"So that, even with our friends waiting for us, we are tied hand and foot."

"No," said Geoffrey, with a smile at his friend's gloom; "but that is just what the Warder must say."

"What! Seize him and tie him up?" asked Featherstone, with a flash in his eyes that made the shaven prisoner a soldier again. "Bravo, Ripon! It can be done. What a mole I am."

"Do you think it can be managed without hurting the poor devil? With all his loud talk he has been kind to those two old friends. Just look at them now, pretending to turn that wheel, with no rope on the windlass, and he looking on! I don't want to harm him, Featherstone."

"No, nor I. But we can take him gently and swiftly and gag him. That won't hurt him, will it?"

"No; but should he make a noise?"

"Trust me, Ripon; I could strangle him with one hand. I shall simply hold him by the throat while Sydney gags him, you tie his hands, and the Duke his feet. We shall do it any day or hour that you give the word."

The friends' hands met as they bent over the monolith, and Featherstone, perhaps to show Geoffrey what he could do, almost crushed his hand in a giant grip.

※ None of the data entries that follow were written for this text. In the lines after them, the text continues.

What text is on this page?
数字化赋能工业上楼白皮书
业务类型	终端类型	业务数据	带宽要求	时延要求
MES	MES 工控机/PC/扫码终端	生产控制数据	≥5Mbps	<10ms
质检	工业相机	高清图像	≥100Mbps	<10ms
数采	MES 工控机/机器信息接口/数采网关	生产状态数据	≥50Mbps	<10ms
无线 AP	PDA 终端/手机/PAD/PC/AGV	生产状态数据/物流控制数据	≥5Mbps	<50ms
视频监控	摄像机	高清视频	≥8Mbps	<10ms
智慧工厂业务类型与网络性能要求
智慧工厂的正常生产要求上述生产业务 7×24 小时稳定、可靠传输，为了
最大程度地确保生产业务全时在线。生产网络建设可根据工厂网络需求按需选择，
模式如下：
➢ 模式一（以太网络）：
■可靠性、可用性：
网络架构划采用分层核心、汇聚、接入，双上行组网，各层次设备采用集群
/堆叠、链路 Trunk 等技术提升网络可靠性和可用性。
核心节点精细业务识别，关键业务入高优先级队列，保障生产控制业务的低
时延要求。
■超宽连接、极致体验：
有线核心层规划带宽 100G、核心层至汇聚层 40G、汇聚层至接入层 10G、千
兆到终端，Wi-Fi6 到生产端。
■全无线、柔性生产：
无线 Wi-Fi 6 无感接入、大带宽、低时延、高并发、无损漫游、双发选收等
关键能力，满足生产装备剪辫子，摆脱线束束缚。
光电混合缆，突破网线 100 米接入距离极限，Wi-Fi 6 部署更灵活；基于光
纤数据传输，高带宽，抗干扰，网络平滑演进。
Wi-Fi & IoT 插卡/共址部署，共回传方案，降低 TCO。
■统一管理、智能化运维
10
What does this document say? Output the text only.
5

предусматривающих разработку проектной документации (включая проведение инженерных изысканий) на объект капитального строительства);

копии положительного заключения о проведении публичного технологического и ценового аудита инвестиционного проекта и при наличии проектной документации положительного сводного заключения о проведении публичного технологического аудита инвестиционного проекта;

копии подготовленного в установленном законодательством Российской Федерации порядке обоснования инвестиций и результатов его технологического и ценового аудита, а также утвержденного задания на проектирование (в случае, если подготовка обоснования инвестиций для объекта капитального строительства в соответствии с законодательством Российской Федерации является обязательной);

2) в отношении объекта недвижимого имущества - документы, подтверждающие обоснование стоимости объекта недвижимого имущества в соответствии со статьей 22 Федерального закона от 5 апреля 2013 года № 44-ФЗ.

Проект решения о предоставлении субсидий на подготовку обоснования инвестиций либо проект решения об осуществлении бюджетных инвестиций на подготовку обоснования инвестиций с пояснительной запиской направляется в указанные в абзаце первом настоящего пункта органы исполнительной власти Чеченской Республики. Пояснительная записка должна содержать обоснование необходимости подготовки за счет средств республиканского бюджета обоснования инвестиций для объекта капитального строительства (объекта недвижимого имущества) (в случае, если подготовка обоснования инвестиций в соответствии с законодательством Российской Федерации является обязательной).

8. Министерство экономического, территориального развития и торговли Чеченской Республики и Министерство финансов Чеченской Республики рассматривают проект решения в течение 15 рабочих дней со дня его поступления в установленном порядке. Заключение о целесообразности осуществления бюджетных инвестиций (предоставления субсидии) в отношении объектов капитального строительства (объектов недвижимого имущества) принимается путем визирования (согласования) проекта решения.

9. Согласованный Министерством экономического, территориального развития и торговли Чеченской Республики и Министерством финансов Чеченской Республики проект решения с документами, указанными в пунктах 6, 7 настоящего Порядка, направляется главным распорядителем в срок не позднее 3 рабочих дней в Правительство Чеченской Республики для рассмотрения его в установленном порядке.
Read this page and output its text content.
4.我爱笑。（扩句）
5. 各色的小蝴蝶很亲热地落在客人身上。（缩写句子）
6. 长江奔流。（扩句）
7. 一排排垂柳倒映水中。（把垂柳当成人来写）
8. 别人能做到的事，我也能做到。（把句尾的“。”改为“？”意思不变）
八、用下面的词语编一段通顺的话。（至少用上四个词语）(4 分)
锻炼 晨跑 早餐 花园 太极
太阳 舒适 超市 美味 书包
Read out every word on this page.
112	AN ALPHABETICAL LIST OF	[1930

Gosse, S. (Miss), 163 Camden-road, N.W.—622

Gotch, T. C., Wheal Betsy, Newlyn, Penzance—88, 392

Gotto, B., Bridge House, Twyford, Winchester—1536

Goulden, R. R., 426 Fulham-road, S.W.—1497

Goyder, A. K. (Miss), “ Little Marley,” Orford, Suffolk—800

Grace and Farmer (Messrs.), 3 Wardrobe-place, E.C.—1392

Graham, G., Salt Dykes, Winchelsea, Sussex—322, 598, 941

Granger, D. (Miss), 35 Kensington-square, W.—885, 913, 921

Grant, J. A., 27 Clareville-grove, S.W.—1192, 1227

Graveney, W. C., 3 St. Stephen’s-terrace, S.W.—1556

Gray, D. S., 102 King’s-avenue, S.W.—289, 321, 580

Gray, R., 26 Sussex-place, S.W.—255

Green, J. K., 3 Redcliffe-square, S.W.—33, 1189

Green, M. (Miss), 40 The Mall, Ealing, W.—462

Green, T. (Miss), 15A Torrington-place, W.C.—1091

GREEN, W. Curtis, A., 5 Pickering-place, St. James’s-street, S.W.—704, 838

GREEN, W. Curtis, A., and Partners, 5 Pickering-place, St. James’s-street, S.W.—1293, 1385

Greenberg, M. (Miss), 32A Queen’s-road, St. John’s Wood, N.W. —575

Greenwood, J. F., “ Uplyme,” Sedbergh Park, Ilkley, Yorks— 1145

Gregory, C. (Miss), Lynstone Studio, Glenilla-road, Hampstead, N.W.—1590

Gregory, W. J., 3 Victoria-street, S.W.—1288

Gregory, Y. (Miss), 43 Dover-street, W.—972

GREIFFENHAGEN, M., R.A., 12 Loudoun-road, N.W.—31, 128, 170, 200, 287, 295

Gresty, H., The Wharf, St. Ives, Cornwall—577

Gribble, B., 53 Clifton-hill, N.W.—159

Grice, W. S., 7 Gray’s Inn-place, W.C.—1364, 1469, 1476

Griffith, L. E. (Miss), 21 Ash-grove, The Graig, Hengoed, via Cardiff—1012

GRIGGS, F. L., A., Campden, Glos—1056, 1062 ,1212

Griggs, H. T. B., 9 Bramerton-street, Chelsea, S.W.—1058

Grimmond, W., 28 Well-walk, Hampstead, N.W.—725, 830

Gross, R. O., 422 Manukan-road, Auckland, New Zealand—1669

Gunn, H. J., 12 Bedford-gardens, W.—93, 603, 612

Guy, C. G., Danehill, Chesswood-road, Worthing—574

"Now, tell Sydney and the Duke as soon as you can. To-morrow is our first day of opportunity, and we must be ready. Should it rain heavily or should the mist hang, we shall take our chance. All we have to do is to secure the Warder just as the five o'clock bell rings, and lie down over there inside the wall of this little yard. No one ever looks over. They will think as they pass from the farm that we have marched in as usual."

Before night Featherstone had told the Duke and Sydney, and the manner of those convicts changed mysteriously from that moment. Their gloom vanished. They smiled at Geoffrey every time he met their eyes. They were constantly whispering to each other and smiling, and often they looked long at the Warder and measured him as a foeman.